1. Preferred Provider Organization(PPO)                             2. In-Network

3. Out-of-network                                                                  4. Deductible

5. Co-insurance                                                                    6. Co-pay

7. Overall Plan Maximum                                                     8. Out-of-Pocket Maximum

9. Preventative Care                                                           10. Prescriptions Drug 

11. Pre-existing Condition                                                   12. Emergency Room

13.EOB(Explanation of Benefits)                                        14. Insured

15. Procedure code                                                            16. Amount claim

17. Ineligible                                                                       18. Total covered

19. Patient balance                                                             20. Pharmacy  

21. Premium                                                                        22. Primary Care Clinic

23 .Urgent Care                                                                   24. Tier Drug


★Important medical insurance terms


Premium:

 Regularly paid insurance fee.

Co-Pay: 

Similar to the registration fee in China, it is paid for each hospital visit. The amount of co-pay varies depending on your insurance type and your medical condition.

Deductible:

The amount you must pay out of pocket. For example, if your deductible is $1500, you must cover all medical expenses within this amount. Any costs beyond $1500 will be shared between the insurance company and the insured on a proportional basis. Therefore, the lower the deductible, the higher the premium.

Co-Insurance: 

After reaching the deductible amount, you need to pay a percentage of the costs. For instance, if you choose 30% co-insurance, and a medical expense is $100, the insured only pays $30, and the insurance company covers the remaining $70.
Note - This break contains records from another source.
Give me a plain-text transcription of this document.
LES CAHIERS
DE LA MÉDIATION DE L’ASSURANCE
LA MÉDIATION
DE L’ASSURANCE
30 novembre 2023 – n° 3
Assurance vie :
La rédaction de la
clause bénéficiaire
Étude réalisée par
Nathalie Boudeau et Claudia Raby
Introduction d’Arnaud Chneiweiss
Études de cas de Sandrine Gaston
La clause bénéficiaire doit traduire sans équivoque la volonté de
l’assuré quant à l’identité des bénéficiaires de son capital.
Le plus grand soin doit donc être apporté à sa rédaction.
Out-of-Pocket Maximum/Limit: 

The maximum amount you need to pay out of pocket for the entire year. Once this limit is exceeded, the insurance company covers the remaining medical expenses in full. This is cumulative, meaning, for example, if the out-of-pocket max is $10,000 and the combined deductible and co-insurance for various medical bills in a year amount to $25,000, you only need to pay $10,000, and the remaining $15,000 will be covered by the insurance company.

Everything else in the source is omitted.